Introduction to Machine Learning

Posted by Alan Barr on Fri 28 October 2016

Over the past few years the concept "machine learning" is appearing in new places in my life. Some products I use that this is present in are recommendation engines, spam filtering, natural language processing and many other areas. I want to put these techniques into use in some manner. I would especially like to use this technology to generate art. November is NaNoWriMo, (National Novel Writing Month) and also National Novel Generating Month and I would like to generate my own novel. However, my machine learning skills are not quite up to par for a strict machine learning solution. While I am intrigued by the neuralsnap poetry generator I haven't found a simple way to integrate this with the tensorflow image captioning model as of yet.
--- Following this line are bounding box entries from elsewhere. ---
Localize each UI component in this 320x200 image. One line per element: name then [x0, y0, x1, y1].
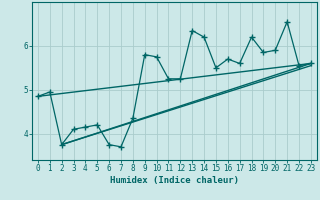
X-axis label: Humidex (Indice chaleur): Humidex (Indice chaleur) — [110, 176, 239, 185]
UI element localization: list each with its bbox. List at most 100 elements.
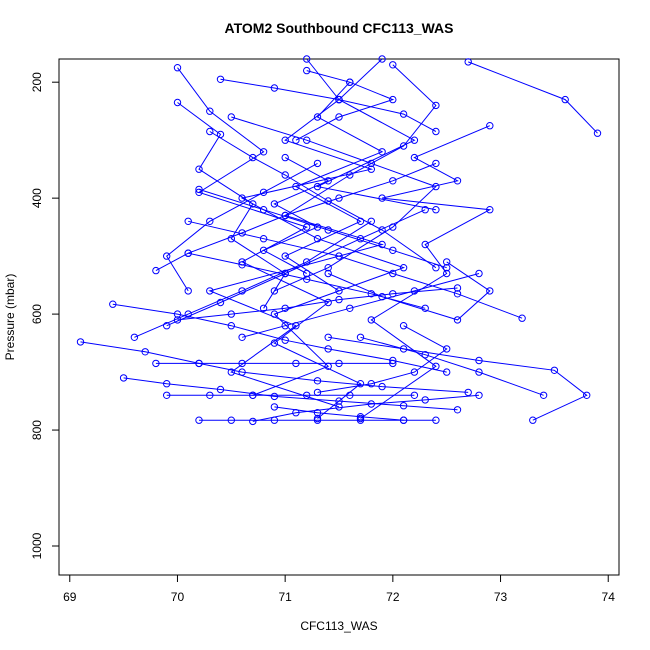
data-point [303,66,311,75]
data-point [389,177,397,185]
data-point [281,252,289,260]
series-line [198,188,447,269]
data-point [303,223,311,231]
series-line [208,64,437,408]
data-point [281,336,289,344]
data-point [206,127,214,136]
data-point [335,113,343,121]
series-line [328,336,588,421]
data-point [173,64,182,72]
x-tick-label: 70 [171,590,185,604]
data-point [335,95,343,104]
series-line [360,125,492,419]
data-point [443,269,451,278]
series-line [284,81,384,292]
data-point [583,391,591,399]
series-25 [324,258,494,324]
data-point [443,258,451,266]
data-point [195,188,203,197]
x-axis: 69 70 71 72 73 74 [63,574,615,604]
data-point [346,171,354,179]
data-point [378,382,386,391]
y-tick-label: 800 [30,420,44,440]
data-point [270,84,279,92]
data-point [206,287,214,295]
data-point [313,235,322,243]
data-point [270,403,279,411]
data-point [410,368,419,376]
data-point [475,269,483,278]
data-point [410,153,419,162]
data-point [324,333,332,341]
data-point [119,374,128,382]
y-axis: 200 400 600 800 1000 [30,72,60,559]
data-point [356,413,365,421]
data-point [335,397,343,405]
data-point [529,416,537,424]
data-point [550,366,559,374]
data-point [163,380,171,388]
series-10 [324,333,591,424]
data-point [356,333,365,341]
series-32 [163,159,322,295]
data-point [443,368,451,376]
data-point [421,304,429,312]
data-point [109,300,117,308]
data-point [227,322,236,330]
series-line [315,58,436,211]
series-line [252,394,480,422]
data-point [367,290,375,298]
data-point [227,416,236,424]
data-point [335,295,343,304]
data-point [259,304,268,312]
x-tick-label: 69 [63,590,77,604]
data-point [453,290,462,298]
data-point [346,304,354,312]
data-point [399,402,408,410]
data-point [367,217,375,226]
series-14 [227,113,440,295]
data-point [335,287,343,295]
series-line [166,162,318,292]
data-point [432,101,440,110]
data-point [281,322,289,330]
data-point [173,316,182,324]
series-21 [130,217,375,341]
x-tick-label: 73 [494,590,508,604]
data-point [238,359,246,368]
data-point [216,298,225,307]
data-point [399,416,408,424]
data-point [227,235,236,243]
x-tick-label: 72 [386,590,400,604]
data-point [259,206,268,214]
data-point [324,264,332,272]
data-point [389,359,397,368]
data-point [443,345,451,353]
series-line [295,70,395,141]
series-17 [163,391,419,399]
data-point [313,377,322,385]
data-point [367,316,375,324]
data-point [281,153,289,162]
data-point [303,269,311,278]
data-point [389,290,397,298]
data-point [324,345,332,353]
data-point [453,316,462,324]
data-point [399,345,408,353]
data-point [184,287,192,295]
series-30 [259,153,332,278]
data-point [432,416,440,424]
series-34 [270,403,408,424]
data-point [432,159,440,168]
data-point [238,229,246,237]
data-point [270,392,279,401]
data-point [216,385,225,394]
data-point [335,194,343,202]
data-point [281,304,289,312]
data-point [173,310,182,318]
data-point [313,113,322,121]
data-point [184,249,192,257]
series-line [134,220,372,338]
series-line [317,325,448,393]
data-point [539,391,548,399]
For now I am attempting to make my way through various machine learning courses. I have dabbled in a course on Kadenze and now I am trying Udacity's UD120 Machine Learning course. The first few examples use the naive bayes and support vector machine algorithms to make predictions from data.
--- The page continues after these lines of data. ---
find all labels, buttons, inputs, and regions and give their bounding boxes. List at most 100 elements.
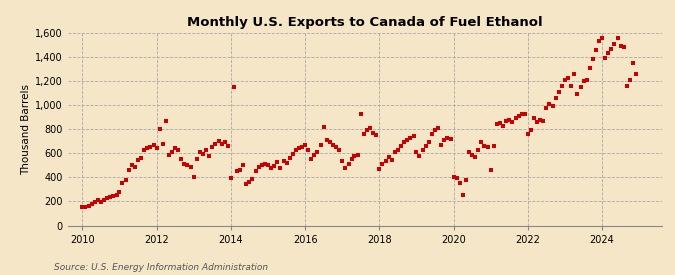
Point	[343, 161, 354, 166]
Point	[520, 111, 531, 116]
Point	[235, 167, 246, 172]
Point	[148, 143, 159, 148]
Point	[306, 157, 317, 161]
Point	[541, 105, 552, 110]
Point	[77, 205, 88, 210]
Point	[594, 39, 605, 44]
Point	[606, 46, 617, 51]
Point	[371, 133, 382, 138]
Point	[485, 168, 496, 172]
Point	[408, 134, 419, 138]
Point	[232, 169, 242, 173]
Point	[433, 126, 443, 130]
Point	[421, 144, 431, 148]
Point	[483, 145, 493, 150]
Point	[532, 120, 543, 124]
Point	[352, 153, 363, 157]
Point	[460, 178, 471, 182]
Point	[560, 78, 570, 82]
Point	[294, 146, 304, 150]
Point	[207, 144, 218, 149]
Point	[383, 155, 394, 159]
Point	[581, 78, 592, 82]
Point	[302, 148, 313, 153]
Point	[572, 92, 583, 97]
Point	[591, 48, 601, 52]
Point	[256, 163, 267, 167]
Point	[126, 163, 137, 167]
Y-axis label: Thousand Barrels: Thousand Barrels	[21, 84, 31, 175]
Point	[260, 162, 271, 166]
Point	[312, 150, 323, 154]
Point	[631, 72, 642, 76]
Point	[566, 84, 576, 88]
Point	[396, 144, 406, 148]
Point	[102, 196, 113, 201]
Point	[278, 158, 289, 163]
Point	[510, 116, 521, 121]
Point	[176, 156, 187, 161]
Point	[446, 137, 456, 141]
Point	[562, 75, 573, 80]
Point	[467, 152, 478, 157]
Point	[145, 144, 156, 149]
Point	[550, 96, 561, 100]
Point	[476, 140, 487, 145]
Point	[80, 205, 90, 209]
Point	[269, 164, 279, 168]
Point	[186, 164, 196, 169]
Point	[516, 111, 527, 116]
Point	[325, 140, 335, 145]
Point	[358, 132, 369, 136]
Point	[319, 125, 329, 130]
Point	[513, 114, 524, 118]
Point	[628, 61, 639, 65]
Point	[554, 90, 564, 94]
Point	[290, 148, 301, 153]
Point	[309, 152, 320, 157]
Point	[368, 131, 379, 135]
Point	[585, 66, 595, 70]
Point	[188, 175, 199, 179]
Point	[191, 156, 202, 161]
Point	[535, 118, 545, 122]
Point	[173, 148, 184, 153]
Point	[538, 119, 549, 123]
Point	[315, 143, 326, 148]
Point	[250, 169, 261, 173]
Point	[497, 123, 508, 128]
Point	[609, 42, 620, 46]
Point	[275, 166, 286, 170]
Point	[495, 121, 506, 125]
Point	[349, 154, 360, 158]
Point	[340, 166, 350, 170]
Point	[346, 156, 357, 161]
Point	[114, 190, 125, 194]
Point	[238, 163, 248, 167]
Point	[597, 35, 608, 40]
Point	[83, 204, 94, 208]
Point	[327, 143, 338, 147]
Point	[374, 167, 385, 171]
Point	[167, 149, 178, 154]
Point	[464, 150, 475, 154]
Point	[210, 141, 221, 146]
Point	[522, 132, 533, 136]
Point	[200, 147, 211, 152]
Point	[120, 178, 131, 183]
Point	[108, 194, 119, 198]
Point	[430, 128, 441, 133]
Point	[334, 148, 345, 153]
Point	[213, 139, 224, 143]
Point	[99, 197, 109, 202]
Point	[157, 142, 168, 147]
Point	[507, 120, 518, 124]
Point	[393, 147, 404, 152]
Point	[427, 132, 437, 136]
Point	[105, 195, 115, 199]
Point	[247, 177, 258, 182]
Point	[389, 150, 400, 154]
Point	[454, 181, 465, 185]
Point	[479, 144, 490, 148]
Point	[89, 200, 100, 204]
The nice thing about the naive bayes algorithm is that it is good for classifying a lot of textual data. Spam filters usually use this type of filtering algorithm to classify text as a valid email or not. A big point of the course so far has been to try out different methods on your data. There might be a better algorithm to give you better accuracy and some might have speed implications. From what I have gleaned from the course and online since it is a simple algorithm it might do better at classifying data in categories when you do not have much data and other algorithms may take more work to implement. The course authors warned that using naive bayes for predictions would not make much sense to do.
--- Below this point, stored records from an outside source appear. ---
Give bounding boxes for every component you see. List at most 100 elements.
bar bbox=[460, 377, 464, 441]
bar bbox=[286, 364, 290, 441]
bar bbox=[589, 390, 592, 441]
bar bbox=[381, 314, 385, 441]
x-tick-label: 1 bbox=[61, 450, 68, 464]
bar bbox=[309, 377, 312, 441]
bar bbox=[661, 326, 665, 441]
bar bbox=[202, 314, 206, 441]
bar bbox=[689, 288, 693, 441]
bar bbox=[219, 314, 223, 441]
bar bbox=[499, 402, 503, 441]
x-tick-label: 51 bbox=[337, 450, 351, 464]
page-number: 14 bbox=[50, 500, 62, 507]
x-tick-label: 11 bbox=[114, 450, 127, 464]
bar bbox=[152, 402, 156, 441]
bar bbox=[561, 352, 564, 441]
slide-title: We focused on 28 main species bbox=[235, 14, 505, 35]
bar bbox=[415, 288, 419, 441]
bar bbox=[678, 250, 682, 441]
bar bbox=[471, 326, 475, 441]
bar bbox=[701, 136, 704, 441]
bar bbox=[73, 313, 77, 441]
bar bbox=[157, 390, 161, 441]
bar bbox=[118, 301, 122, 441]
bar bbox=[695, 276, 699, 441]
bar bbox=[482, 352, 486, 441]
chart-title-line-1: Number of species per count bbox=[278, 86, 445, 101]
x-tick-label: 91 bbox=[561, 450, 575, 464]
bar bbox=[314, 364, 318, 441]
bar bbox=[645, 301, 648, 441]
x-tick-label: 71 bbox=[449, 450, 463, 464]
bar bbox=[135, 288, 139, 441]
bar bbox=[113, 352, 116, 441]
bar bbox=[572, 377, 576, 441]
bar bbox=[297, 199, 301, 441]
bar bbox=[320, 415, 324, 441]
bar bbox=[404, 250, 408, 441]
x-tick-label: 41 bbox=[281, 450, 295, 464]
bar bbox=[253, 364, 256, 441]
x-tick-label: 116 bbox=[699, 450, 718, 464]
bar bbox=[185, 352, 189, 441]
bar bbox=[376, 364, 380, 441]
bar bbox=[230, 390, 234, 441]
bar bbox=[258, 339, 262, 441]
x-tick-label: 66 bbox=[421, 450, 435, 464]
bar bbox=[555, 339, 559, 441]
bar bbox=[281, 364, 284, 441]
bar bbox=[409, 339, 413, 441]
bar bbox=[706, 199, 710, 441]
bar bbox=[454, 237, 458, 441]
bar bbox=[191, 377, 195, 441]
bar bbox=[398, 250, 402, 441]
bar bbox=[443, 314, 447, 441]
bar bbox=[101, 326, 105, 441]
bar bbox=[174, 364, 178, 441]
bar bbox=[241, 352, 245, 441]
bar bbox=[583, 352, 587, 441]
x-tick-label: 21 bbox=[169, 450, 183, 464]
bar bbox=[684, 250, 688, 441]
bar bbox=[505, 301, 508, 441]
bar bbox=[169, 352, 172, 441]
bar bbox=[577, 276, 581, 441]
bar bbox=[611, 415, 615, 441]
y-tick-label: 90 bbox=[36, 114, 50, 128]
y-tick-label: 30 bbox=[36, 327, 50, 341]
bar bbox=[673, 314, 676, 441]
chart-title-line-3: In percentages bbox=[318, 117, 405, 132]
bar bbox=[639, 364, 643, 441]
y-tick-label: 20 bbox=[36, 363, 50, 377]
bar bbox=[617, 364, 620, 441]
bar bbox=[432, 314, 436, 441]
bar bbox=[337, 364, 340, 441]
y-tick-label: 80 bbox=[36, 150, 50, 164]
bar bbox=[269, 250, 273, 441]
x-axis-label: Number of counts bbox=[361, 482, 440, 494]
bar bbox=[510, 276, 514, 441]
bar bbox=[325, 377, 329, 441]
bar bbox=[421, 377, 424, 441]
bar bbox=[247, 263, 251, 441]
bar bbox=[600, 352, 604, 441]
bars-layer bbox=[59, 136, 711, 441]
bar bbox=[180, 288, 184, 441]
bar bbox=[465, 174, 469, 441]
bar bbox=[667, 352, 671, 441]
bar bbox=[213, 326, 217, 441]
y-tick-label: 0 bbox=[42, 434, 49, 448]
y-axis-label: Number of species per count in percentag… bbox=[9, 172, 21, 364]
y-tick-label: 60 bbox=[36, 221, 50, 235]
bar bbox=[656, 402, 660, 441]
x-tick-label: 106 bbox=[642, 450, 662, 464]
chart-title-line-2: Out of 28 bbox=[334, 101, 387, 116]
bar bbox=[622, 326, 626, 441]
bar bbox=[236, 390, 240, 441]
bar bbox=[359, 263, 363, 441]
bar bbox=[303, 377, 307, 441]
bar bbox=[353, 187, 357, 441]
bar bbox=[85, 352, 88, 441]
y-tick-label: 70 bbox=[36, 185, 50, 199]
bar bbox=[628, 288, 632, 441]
In this course we use scikitlearn to do the computation and the naive bayes algorithm seemed to work fine on a several thousand email set. The accuracy seemed pretty good. One gotcha the course does not explain but the forums does is that the svm module linear svm is really slow and the faster one is the svm.LinearSVC(). While I am still exploring the uses cases of svm it does appear it is great for detecting boundaries around data provided there is not so much overlap. So far it seems that support vector machines can be a great utility if one has a regression of data that would fit along a line. One of the features of a svm is that it attempts to maximize the distance of the margin between the seperate data points establishing a clear boundary. Provided your data is a good fit for that.